How to Build Hash Keys in Oracle

Hash keys can be used instead of sequence numbers to build surrogate keys in a Data Warehouse. This is often done in Data Vault environments, and there are some good reasons to do that. But there are also several issues and restrictions with hash keys. So, use hash keys only if you have good reasons for them. And if you decide to use hash keys in your Oracle Data Warehouse, make sure that you do it the right way.

A hash function is a deterministic function that distributes a (usually high) number of input values to a set of distinct hash values. Hash algorithms are used for different purposes in computer science (e.g. compilers and parsers, in cryptography or for key generators). In the Oracle database, hash functions are used for hash joins, hash partitioning and hash clusters – to name just a few examples.

To illustrate the principle of a hash function, I use the expression MOD(n, 7) as a hash function in the following example. The function is deterministic, i.e. for the same input value, the result is always the same. The result returns the remainder of a division by 7, therefore always a number between 0 and 6.

Hash function

Basic principle of a hash function

As you can see in the example above, the hash values are not unique. For the input values 15 and 22, the hash key (1) is the same. That is called a hash collision. For many situations, this is not an issue. If a hash algorithm is used for equal distribution of rows to multiple hash partitions, it is clear that more than one row is stored in each partition. But for a hash key generator, hash collisions have to be avoided.

In this blog post, I will write about a special use case of hash functions: Building hash keys in a Data Warehouse to replace the business key with a surrogate primary key. In this case, the business key (one or more attributes of a source table) is the input value. The result of the hash function is a hash key. Hash keys are often used in Data Warehouses with Data Vault models, they are even one of the main concepts of Data Vault 2.0. But hash keys can also be used in dimensional models as primary keys of the dimension tables, in historized head & version models, or in any 3NF data model.

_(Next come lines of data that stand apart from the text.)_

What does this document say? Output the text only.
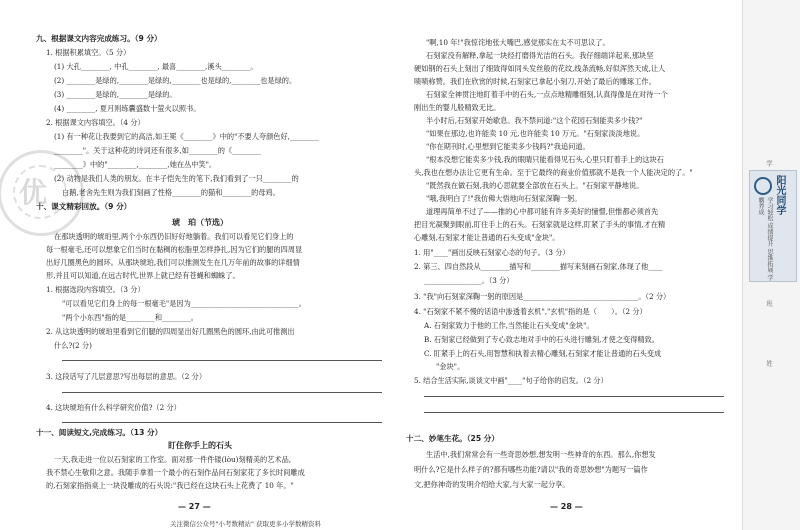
优
九、根据课文内容完成练习。（9 分）
1. 根据积累填空。（5 分）
(1) 大孔________, 中孔________, 最喜________,溪头________。
(2) ________是绿的,________是绿的,________也是绿的,________也是绿的。
(3) ________是绿的,________是绿的。
(4) ________, 夏月则练囊盛数十萤火以照书。
2. 根据课文内容填空。（4 分）
(1) 有一种花让我要到它的高洁,如王冕《________》中的"不要人夸颜色好,________
________"。关于这种花的诗词还有很多,如________的《________
________》中的"________,________,她在丛中笑"。
(2) 动物是我们人类的朋友。在丰子恺先生的笔下,我们看到了一只________的
白鹅,老舍先生则为我们刻画了性格________的猫和________的母鸡。
十、课文精彩回放。（9 分）
琥　珀（节选）
在那块透明的琥珀里,两个小东西仍旧好好地躺着。我们可以看见它们身上的
每一根毫毛,还可以想象它们当时在黏稠的松脂里怎样挣扎,因为它们的腿的四周显
出好几圈黑色的圆环。从那块琥珀,我们可以推测发生在几万年前的故事的详细情
形,并且可以知道,在远古时代,世界上就已经有苍蝇和蜘蛛了。
1. 根据选段内容填空。（3 分）
"可以看见它们身上的每一根毫毛"是因为______________________________。
"两个小东西"指的是________和________。
2. 从这块透明的琥珀里看到它们腿的四周显出好几圈黑色的圆环,由此可推测出
什么?(2 分)
3. 这段话写了几层意思?写出每层的意思。（2 分）
4. 这块琥珀有什么科学研究价值?（2 分）
十一、阅读短文,完成练习。（13 分）
盯住你手上的石头
一天,我走进一位以石刻家的工作室。面对那一件件镂(lòu)刻精美的艺术品,
我不禁心生敬仰之意。我随手拿着一个最小的石刻作品问石刻家花了多长时间雕成
的,石刻家指指桌上一块没雕成的石头说:"我已经在这块石头上花费了 10 年。"
— 27 —
"啊,10 年!"我惊诧地张大嘴巴,感觉那实在太不可思议了。
石刻家没有解释,拿起一块经打磨得光洁的石头。我仔细端详起来,那块坚
硬如钢的石头上刻出了细致得如同头发丝般的花纹,线条流畅,好似浑然天成,让人
啧啧称赞。我们在欣赏的时候,石刻家已拿起小刻刀,开始了最后的雕琢工作。
石刻家全神贯注地盯着手中的石头,一点点地精雕细刻,认真得像是在对待一个
刚出生的婴儿般精致无比。
半小时后,石刻家开始歇息。我不禁问道:"这个花园石刻能卖多少钱?"
"如果在那边,也许能卖 10 元,也许能卖 10 万元。"石刻家淡淡地说。
"你在期刊时,心里想到它能卖多少钱吗?"我追问道。
"根本没想它能卖多少钱,我的眼睛只能看得见石头,心里只盯着手上的这块石
头,我也在想办法让它更有生命。至于它最终的商业价值那就不是我一个人能决定的了。"
"既然我在做石刻,我的心思就要全部放在石头上。"石刻家平静地说。
"哦,我明白了!"我仿佛大悟地向石刻家深鞠一躬。
道理再简单不过了——推的心中都可能有许多美好的憧憬,但惟都必须首先
把目光凝聚到眼前,盯住手上的石头。石刻家就是这样,盯紧了手头的事情,才在精
心雕刻,石刻家才能让普通的石头变成"金块"。
1. 用"____"画出反映石刻家心态的句子。（3 分）
2. 第三、四自然段从________描写和________描写来刻画石刻家,体现了他____
________________。（3 分）
3. "我"向石刻家深鞠一躬的原因是________________________________。（2 分）
4. "石刻家不紧不慢的话语中渗透着玄机","玄机"指的是（　　）。（2 分）
A. 石刻家致力于他的工作,当然能让石头变成"金块"。
B. 石刻家已经做到了专心致志地对手中的石头进行雕刻,才使之变得精致。
C. 盯紧手上的石头,用智慧和执着去精心雕刻,石刻家才能让普通的石头变成
"金块"。
5. 结合生活实际,谈谈文中画"____"句子给你的启发。（2 分）
十二、妙笔生花。（25 分）
生活中,我们常常会有一些奇思妙想,想发明一些神奇的东西。那么,你想发
明什么?它是什么样子的?都有哪些功能?请以"我的奇思妙想"为题写一篇作
文,把你神奇的发明介绍给大家,与大家一起分享。
— 28 —
学
阳光同学
学习轻松 成绩提升 思维拓展 学霸养成
班
姓
关注微信公众号"小考数精站" 获取更多小学数精资料
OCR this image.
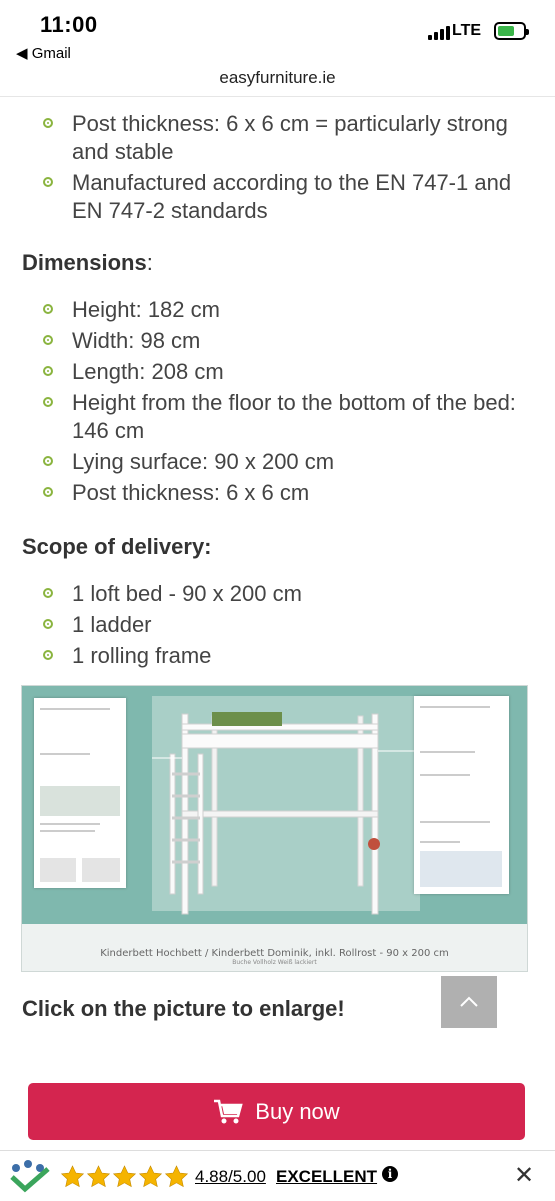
11:00
◀ Gmail
LTE
easyfurniture.ie
Post thickness: 6 x 6 cm = particularly strong and stable
Manufactured according to the EN 747-1 and EN 747-2 standards
Dimensions:
Height: 182 cm
Width: 98 cm
Length: 208 cm
Height from the floor to the bottom of the bed: 146 cm
Lying surface: 90 x 200 cm
Post thickness: 6 x 6 cm
Scope of delivery:
1 loft bed - 90 x 200 cm
1 ladder
1 rolling frame
Kinderbett Hochbett / Kinderbett Dominik, inkl. Rollrost - 90 x 200 cm
Buche Vollholz Weiß lackiert
Click on the picture to enlarge!
Buy now
4.88/5.00 EXCELLENT i	✕
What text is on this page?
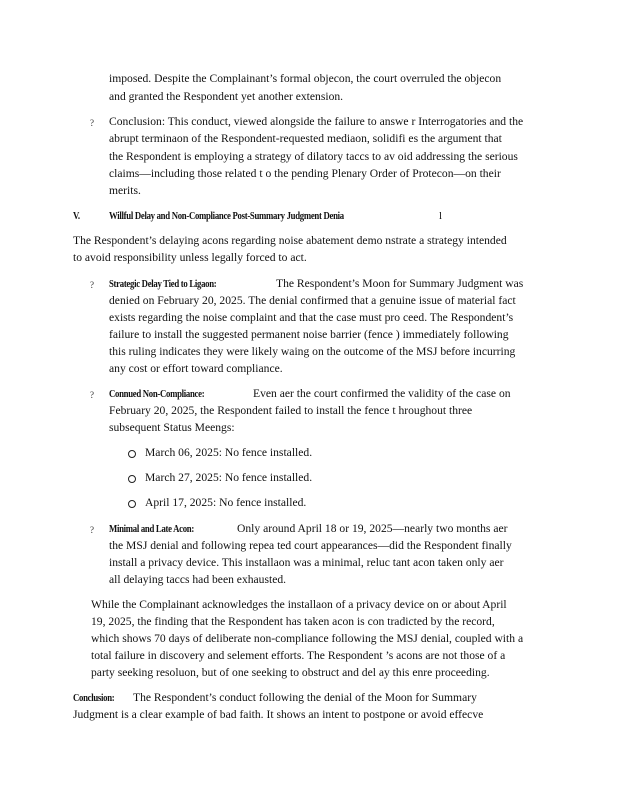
imposed. Despite the Complainant’s formal objecon, the court overruled the objecon
and granted the Respondent yet another extension.
? Conclusion: This conduct, viewed alongside the failure to answe r Interrogatories and the
abrupt terminaon of the Respondent-requested mediaon, solidifi es the argument that
the Respondent is employing a strategy of dilatory taccs to av oid addressing the serious
claims—including those related t o the pending Plenary Order of Protecon—on their
merits.
V.	Willful Delay and Non-Compliance Post-Summary Judgment Denia	l
The Respondent’s delaying acons regarding noise abatement demo nstrate a strategy intended
to avoid responsibility unless legally forced to act.
? Strategic Delay Tied to Ligaon:	The Respondent’s Moon for Summary Judgment was
denied on February 20, 2025. The denial confirmed that a genuine issue of material fact
exists regarding the noise complaint and that the case must pro ceed. The Respondent’s
failure to install the suggested permanent noise barrier (fence ) immediately following
this ruling indicates they were likely waing on the outcome of the MSJ before incurring
any cost or effort toward compliance.
? Connued Non-Compliance:	Even aer the court confirmed the validity of the case on
February 20, 2025, the Respondent failed to install the fence t hroughout three
subsequent Status Meengs:
March 06, 2025: No fence installed.
March 27, 2025: No fence installed.
April 17, 2025: No fence installed.
? Minimal and Late Acon:	Only around April 18 or 19, 2025—nearly two months aer
the MSJ denial and following repea ted court appearances—did the Respondent finally
install a privacy device. This installaon was a minimal, reluc tant acon taken only aer
all delaying taccs had been exhausted.
While the Complainant acknowledges the installaon of a privacy device on or about April
19, 2025, the finding that the Respondent has taken acon is con tradicted by the record,
which shows 70 days of deliberate non-compliance following the MSJ denial, coupled with a
total failure in discovery and selement efforts. The Respondent ’s acons are not those of a
party seeking resoluon, but of one seeking to obstruct and del ay this enre proceeding.
Conclusion:	The Respondent’s conduct following the denial of the Moon for Summary
Judgment is a clear example of bad faith. It shows an intent to postpone or avoid effecve
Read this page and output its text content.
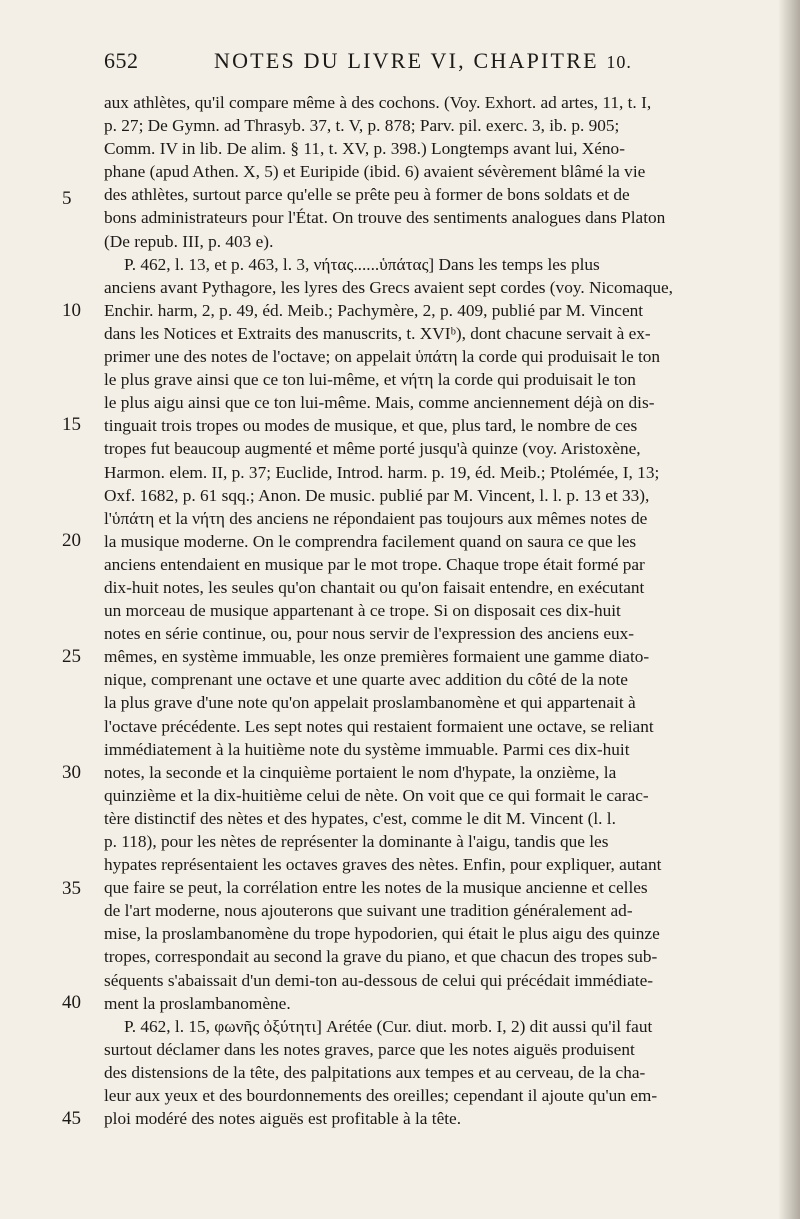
652	NOTES DU LIVRE VI, CHAPITRE 10.
5
10
15
20
25
30
35
40
45
aux athlètes, qu'il compare même à des cochons. (Voy. Exhort. ad artes, 11, t. I,
p. 27; De Gymn. ad Thrasyb. 37, t. V, p. 878; Parv. pil. exerc. 3, ib. p. 905;
Comm. IV in lib. De alim. § 11, t. XV, p. 398.) Longtemps avant lui, Xéno-
phane (apud Athen. X, 5) et Euripide (ibid. 6) avaient sévèrement blâmé la vie
des athlètes, surtout parce qu'elle se prête peu à former de bons soldats et de
bons administrateurs pour l'État. On trouve des sentiments analogues dans Platon
(De repub. III, p. 403 e).
P. 462, l. 13, et p. 463, l. 3, νήτας......ὑπάτας] Dans les temps les plus
anciens avant Pythagore, les lyres des Grecs avaient sept cordes (voy. Nicomaque,
Enchir. harm, 2, p. 49, éd. Meib.; Pachymère, 2, p. 409, publié par M. Vincent
dans les Notices et Extraits des manuscrits, t. XVIᵇ), dont chacune servait à ex-
primer une des notes de l'octave; on appelait ὑπάτη la corde qui produisait le ton
le plus grave ainsi que ce ton lui-même, et νήτη la corde qui produisait le ton
le plus aigu ainsi que ce ton lui-même. Mais, comme anciennement déjà on dis-
tinguait trois tropes ou modes de musique, et que, plus tard, le nombre de ces
tropes fut beaucoup augmenté et même porté jusqu'à quinze (voy. Aristoxène,
Harmon. elem. II, p. 37; Euclide, Introd. harm. p. 19, éd. Meib.; Ptolémée, I, 13;
Oxf. 1682, p. 61 sqq.; Anon. De music. publié par M. Vincent, l. l. p. 13 et 33),
l'ὑπάτη et la νήτη des anciens ne répondaient pas toujours aux mêmes notes de
la musique moderne. On le comprendra facilement quand on saura ce que les
anciens entendaient en musique par le mot trope. Chaque trope était formé par
dix-huit notes, les seules qu'on chantait ou qu'on faisait entendre, en exécutant
un morceau de musique appartenant à ce trope. Si on disposait ces dix-huit
notes en série continue, ou, pour nous servir de l'expression des anciens eux-
mêmes, en système immuable, les onze premières formaient une gamme diato-
nique, comprenant une octave et une quarte avec addition du côté de la note
la plus grave d'une note qu'on appelait proslambanomène et qui appartenait à
l'octave précédente. Les sept notes qui restaient formaient une octave, se reliant
immédiatement à la huitième note du système immuable. Parmi ces dix-huit
notes, la seconde et la cinquième portaient le nom d'hypate, la onzième, la
quinzième et la dix-huitième celui de nète. On voit que ce qui formait le carac-
tère distinctif des nètes et des hypates, c'est, comme le dit M. Vincent (l. l.
p. 118), pour les nètes de représenter la dominante à l'aigu, tandis que les
hypates représentaient les octaves graves des nètes. Enfin, pour expliquer, autant
que faire se peut, la corrélation entre les notes de la musique ancienne et celles
de l'art moderne, nous ajouterons que suivant une tradition généralement ad-
mise, la proslambanomène du trope hypodorien, qui était le plus aigu des quinze
tropes, correspondait au second la grave du piano, et que chacun des tropes sub-
séquents s'abaissait d'un demi-ton au-dessous de celui qui précédait immédiate-
ment la proslambanomène.
P. 462, l. 15, φωνῆς ὀξύτητι] Arétée (Cur. diut. morb. I, 2) dit aussi qu'il faut
surtout déclamer dans les notes graves, parce que les notes aiguës produisent
des distensions de la tête, des palpitations aux tempes et au cerveau, de la cha-
leur aux yeux et des bourdonnements des oreilles; cependant il ajoute qu'un em-
ploi modéré des notes aiguës est profitable à la tête.
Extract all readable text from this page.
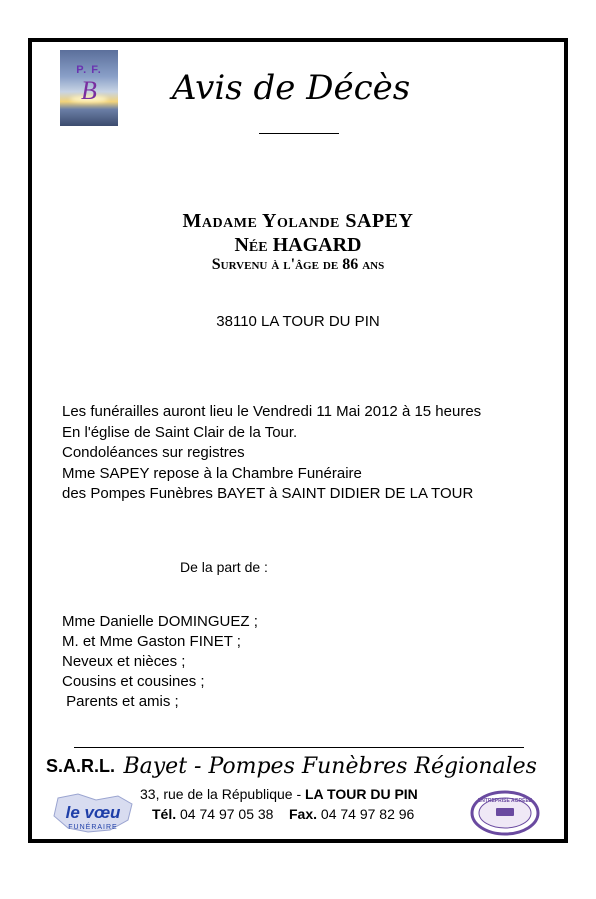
P. F.
B	Avis de Décès
Madame Yolande SAPEY
Née HAGARD
Survenu à l'âge de 86 ans
38110 LA TOUR DU PIN
Les funérailles auront lieu le Vendredi 11 Mai 2012 à 15 heures
En l'église de Saint Clair de la Tour.
Condoléances sur registres
Mme SAPEY repose à la Chambre Funéraire
des Pompes Funèbres BAYET à SAINT DIDIER DE LA TOUR
De la part de :
Mme Danielle DOMINGUEZ ;
M. et Mme Gaston FINET ;
Neveux et nièces ;
Cousins et cousines ;
Parents et amis ;
S.A.R.L. Bayet - Pompes Funèbres Régionales
33, rue de la République - LA TOUR DU PIN
Tél. 04 74 97 05 38 Fax. 04 74 97 82 96
le vœu
FUNÉRAIRE
ENTREPRISE AGRÉÉE
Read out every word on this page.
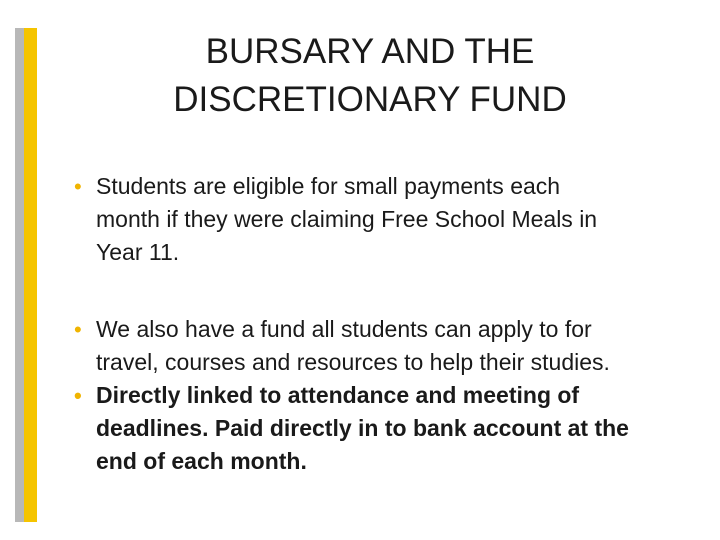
BURSARY AND THE
DISCRETIONARY FUND
• Students are eligible for small payments each
month if they were claiming Free School Meals in
Year 11.
• We also have a fund all students can apply to for
travel, courses and resources to help their studies.
• Directly linked to attendance and meeting of
deadlines. Paid directly in to bank account at the
end of each month.
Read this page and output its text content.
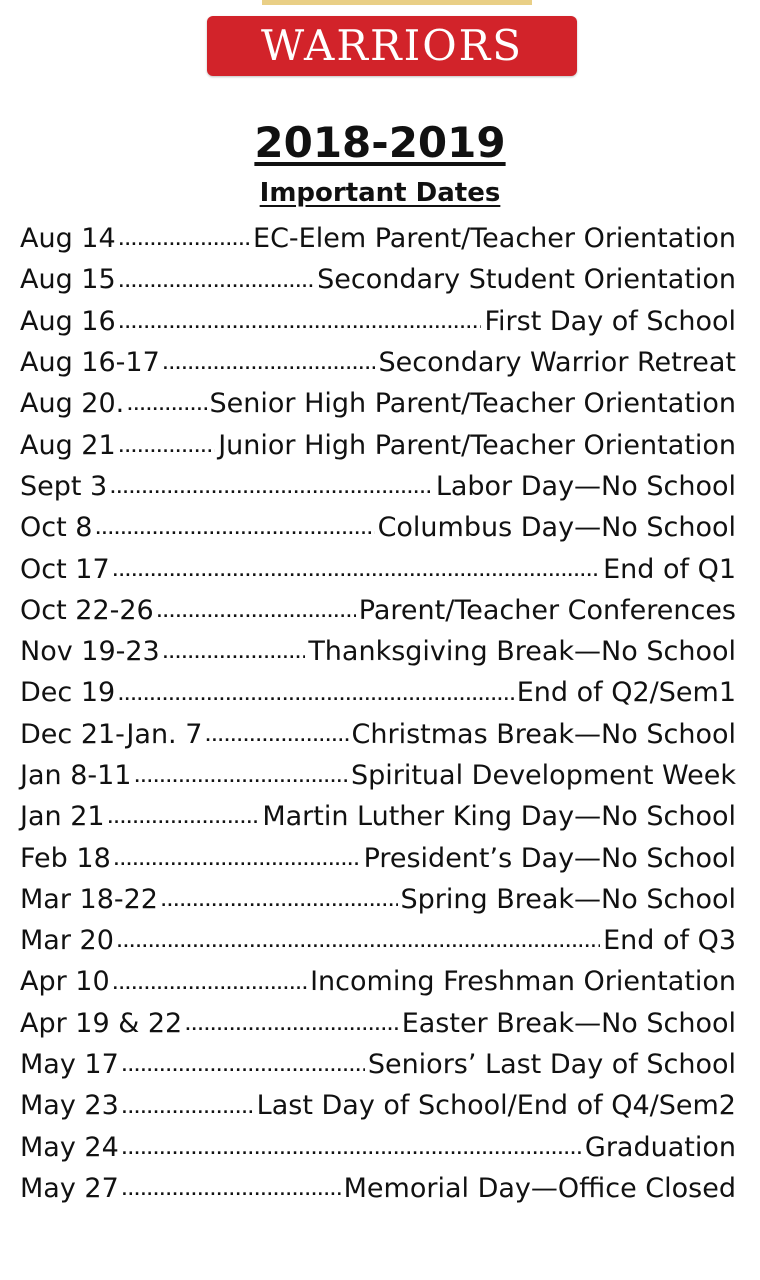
WARRIORS
2018-2019
Important Dates
Aug 14 .....	EC-Elem Parent/Teacher Orientation
Aug 15 .....	Secondary Student Orientation
Aug 16 .....	First Day of School
Aug 16-17 .....	Secondary Warrior Retreat
Aug 20. .....	Senior High Parent/Teacher Orientation
Aug 21 .....	Junior High Parent/Teacher Orientation
Sept 3 .....	Labor Day—No School
Oct 8 .....	Columbus Day—No School
Oct 17 .....	End of Q1
Oct 22-26 .....	Parent/Teacher Conferences
Nov 19-23 .....	Thanksgiving Break—No School
Dec 19 .....	End of Q2/Sem1
Dec 21-Jan. 7 .....	Christmas Break—No School
Jan 8-11 .....	Spiritual Development Week
Jan 21 .....	Martin Luther King Day—No School
Feb 18 .....	President’s Day—No School
Mar 18-22 .....	Spring Break—No School
Mar 20 .....	End of Q3
Apr 10 .....	Incoming Freshman Orientation
Apr 19 & 22 .....	Easter Break—No School
May 17 .....	Seniors’ Last Day of School
May 23 .....	Last Day of School/End of Q4/Sem2
May 24 .....	Graduation
May 27 .....	Memorial Day—Office Closed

Sequence Numbers or Hash Keys?

There are many discussions about the right approach to build surrogate keys. Should I use sequence numbers or hash keys? Or even UUIDs? As usual in real life, there are advantages and disadvantages for each of the concepts. Unfortunately, there is an almost religious “key discussion” in the Data Vault community. What is my opinion? I don’t want to be a “good guy” or a “bad guy”, depending on whether I use sequence numbers or hash keys. For me as a Data Warehouse consultant, it is important to understand the principle of the different concepts, their advantages and disadvantages. Then I can decide for each project which approach fits best for the specific requirements and technology. Here just a short summary of the two approaches:

Sequence Numbers: For every new business key in a Hub, a new sequence number is created. In Oracle, this can be implemented classically with a sequence, or in Oracle 12c with an identity column. To determine the foreign keys on Links or Satellites, a key lookup on the Hub is needed. For each business key, the corresponding surrogate key is derived from the Hub. Key lookup operations are very common in Data Warehouses and are available in every ETL tool. In SQL, a key lookup is usually just a (left outer) join on the lookup table (here on the Hub) to determine the correct sequence number.

Key lookup

Sequence numbers with key lookup

The main issue of this approach is the load dependency: All Hubs must be loaded before the Links and Satellites to guarantee that all key lookups return a result. Additionally, the sequence numbers in different environments (e.g. development, test and production database) are not in sync. If data has to be compared or moved from one environment to another, the sequence numbers must be recalculated. The third challenge is the reload of data from scratch: If – for any reason – a table is truncated and initially loaded, each row will get a new sequence number, so the dependent tables must be reloaded as well.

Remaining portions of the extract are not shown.